We like the chef to be capable, adaptable, knowledgeable, creative. And it does come down to the chef; I mean they don't make reality shows where the kitchens or the ingredients compete. It is the chef's ability that determines the quality of the meal, ultimately. You can't entirely blame the chef for coming up with a sub-par meal with ingredients purchased entirely from gas station vending machines, but it's definitely the chef's fault if the meal is burned or unpalatable.
I have no idea why this metaphor, which was so brilliant after a few glasses of crisp white wine the other night, is so hard to shape into words now.
What I want to say is that YES the ingredients matter, YES the kitchen matters, I don't think they don't, but I'm looking at the chef, and my judgement of the meal is there. Because that's the person who combined raw elements and environment and their own personality to make something that worked.
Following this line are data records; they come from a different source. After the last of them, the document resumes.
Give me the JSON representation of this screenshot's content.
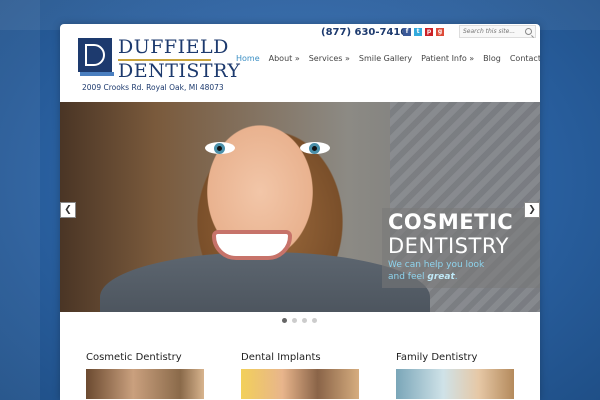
{
  "header": {
    "logo_line1": "DUFFIELD",
    "logo_line2": "DENTISTRY",
    "address": "2009 Crooks Rd. Royal Oak, MI 48073",
    "phone": "(877) 630-7410",
    "social": [
      {
        "name": "facebook-icon",
        "glyph": "f"
      },
      {
        "name": "twitter-icon",
        "glyph": "t"
      },
      {
        "name": "pinterest-icon",
        "glyph": "p"
      },
      {
        "name": "google-plus-icon",
        "glyph": "g"
      }
    ],
    "search_placeholder": "Search this site..."
  },
  "nav": {
    "items": [
      {
        "label": "Home",
        "active": true
      },
      {
        "label": "About »",
        "active": false
      },
      {
        "label": "Services »",
        "active": false
      },
      {
        "label": "Smile Gallery",
        "active": false
      },
      {
        "label": "Patient Info »",
        "active": false
      },
      {
        "label": "Blog",
        "active": false
      },
      {
        "label": "Contact",
        "active": false
      }
    ]
  },
  "hero": {
    "title1": "COSMETIC",
    "title2": "DENTISTRY",
    "tagline1": "We can help you look",
    "tagline2_prefix": "and feel ",
    "tagline2_em": "great",
    "tagline2_suffix": ".",
    "prev": "❮",
    "next": "❯",
    "slide_count": 4,
    "active_slide": 1
  },
  "services": [
    {
      "title": "Cosmetic Dentistry"
    },
    {
      "title": "Dental Implants"
    },
    {
      "title": "Family Dentistry"
    }
  ],
  "colors": {
    "brand_navy": "#1d3a6e",
    "nav_active": "#3b8fc4",
    "background_blue": "#2a5f9c",
    "caption_blue": "#8ed4ee"
  }
}
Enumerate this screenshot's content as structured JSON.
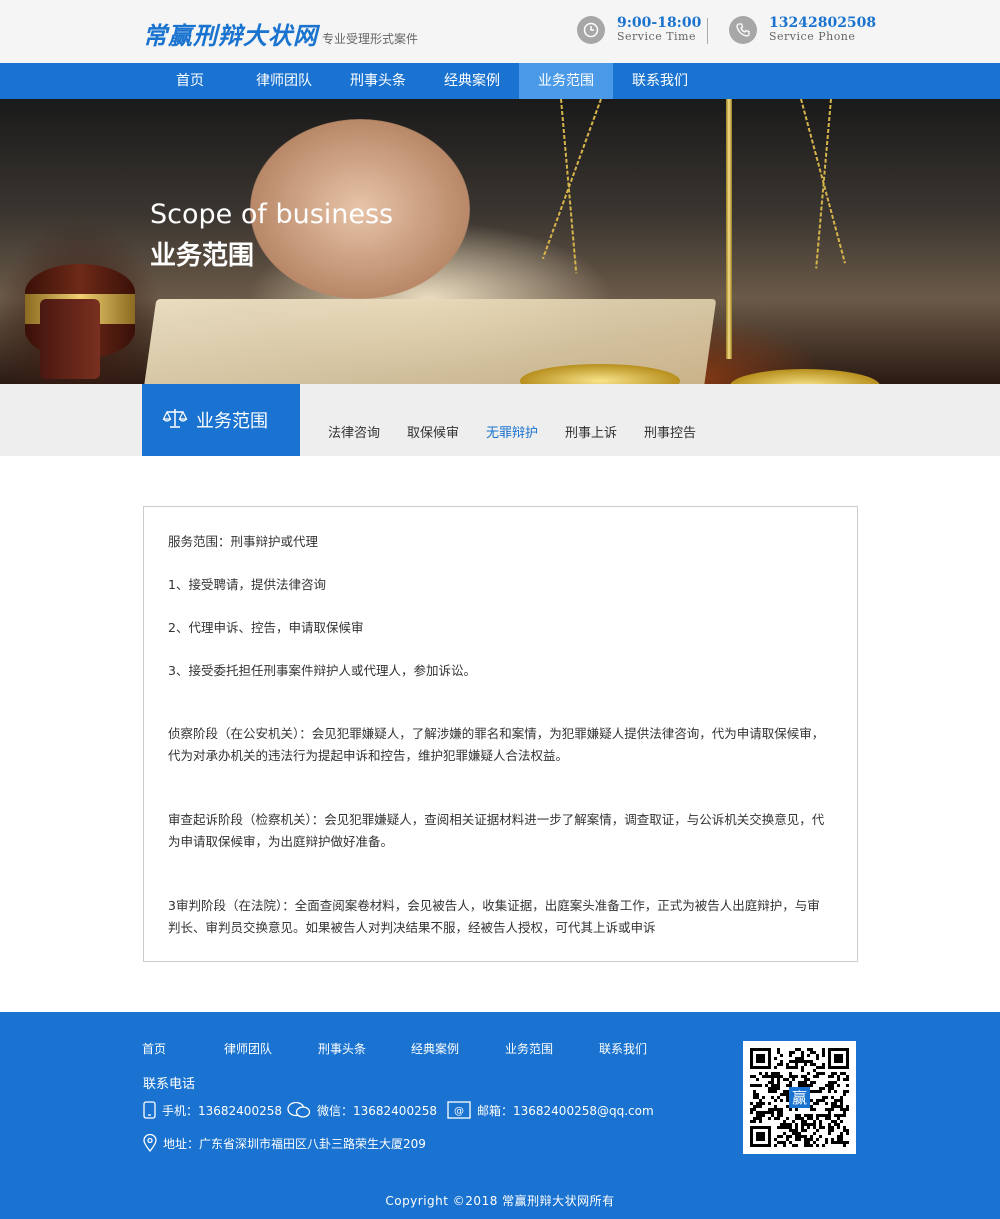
{
  "header": {
    "logo": "常赢刑辩大状网",
    "slogan": "专业受理形式案件",
    "time": {
      "value": "9:00-18:00",
      "label": "Service Time",
      "icon": "clock-icon"
    },
    "phone": {
      "value": "13242802508",
      "label": "Service Phone",
      "icon": "phone-icon"
    }
  },
  "nav": {
    "items": [
      {
        "label": "首页"
      },
      {
        "label": "律师团队"
      },
      {
        "label": "刑事头条"
      },
      {
        "label": "经典案例"
      },
      {
        "label": "业务范围"
      },
      {
        "label": "联系我们"
      }
    ],
    "active": "业务范围"
  },
  "banner": {
    "en": "Scope of business",
    "cn": "业务范围"
  },
  "subnav": {
    "title": "业务范围",
    "items": [
      {
        "label": "法律咨询"
      },
      {
        "label": "取保候审"
      },
      {
        "label": "无罪辩护"
      },
      {
        "label": "刑事上诉"
      },
      {
        "label": "刑事控告"
      }
    ],
    "active": "无罪辩护"
  },
  "content": {
    "p1": " 服务范围：刑事辩护或代理",
    "p2": "1、接受聘请，提供法律咨询",
    "p3": "2、代理申诉、控告，申请取保候审",
    "p4": "3、接受委托担任刑事案件辩护人或代理人，参加诉讼。",
    "p5": "侦察阶段（在公安机关）：会见犯罪嫌疑人，了解涉嫌的罪名和案情，为犯罪嫌疑人提供法律咨询，代为申请取保候审，代为对承办机关的违法行为提起申诉和控告，维护犯罪嫌疑人合法权益。",
    "p6": "审查起诉阶段（检察机关）：会见犯罪嫌疑人，查阅相关证据材料进一步了解案情，调查取证，与公诉机关交换意见，代为申请取保候审，为出庭辩护做好准备。",
    "p7": "3审判阶段（在法院）：全面查阅案卷材料，会见被告人，收集证据，出庭案头准备工作，正式为被告人出庭辩护，与审判长、审判员交换意见。如果被告人对判决结果不服，经被告人授权，可代其上诉或申诉"
  },
  "footer": {
    "nav": [
      {
        "label": "首页"
      },
      {
        "label": "律师团队"
      },
      {
        "label": "刑事头条"
      },
      {
        "label": "经典案例"
      },
      {
        "label": "业务范围"
      },
      {
        "label": "联系我们"
      }
    ],
    "heading": "联系电话",
    "mobile": "手机：13682400258",
    "wechat": "微信：13682400258",
    "email": "邮箱：13682400258@qq.com",
    "address": "地址：广东省深圳市福田区八卦三路荣生大厦209",
    "qr_center": "赢",
    "copyright": "Copyright ©2018  常赢刑辩大状网所有"
  },
  "colors": {
    "primary": "#1a73d0",
    "nav_active": "#4a9ae8",
    "header_bg": "#f5f5f5",
    "subnav_bg": "#eeeeee"
  }
}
Or that's the person who failed to. And anyway that's where the narrative is: how the chef read every cookbook available, how they tried different spices, temperatures, cookware, ways of pressing garlic, whatever. Some chefs go into the kitchen and flip a switch and don't care, and it shows. Sometimes the ingredients are so fresh they can't be ruined by such a lazy approach, but when the ingredients are ruined... well, you get my point.
Chefs that interest me: they love food. They care about how the food is received, and they think about the guests as much as they think about their own tastes, not because they want the guests to love THEM, the chefs, but they want the guests to love THE FOOD; they want the food to be as delicious as it can be. I like chefs who can adapt, I like the ones that say, "Gas station vending machines? That sounds interesting!" I like chefs who take what they learned at home and keep what works and don't hesitate to throw out what didn't. I like the ones who care so much about what they do that you can see it in the way they hold a knife, the way they put the plate in front of you.
Chefs that don't interest me: the ones who want to talk about how much they love food; the ones who want to discuss their preparation process with anybody other than other chefs unless they are asked; the ones who praise their own cooking instead of letting the food do the talking. The ones who consider gadgets necessary, rather than just helpful; especially especially the ones who want to talk about the gadgets more than they talk about the ingredients themselves. Too much ego in the game. I know I've said the chef is the interesting part of the narrative and the most responsible for the outcome, but I like the ones who pretend that's not true, who let the ingredients speak for themselves.
Maybe this doesn't work because it's not just one thing, it's everything. I see the assignment, the software available, and I'm interested in who does the work; I see the characters and the plot but I'm interested in how you write it; I see your children and the environment but I'm interested in how you parent. The question maybe is: if you don't see it this way, why don't you?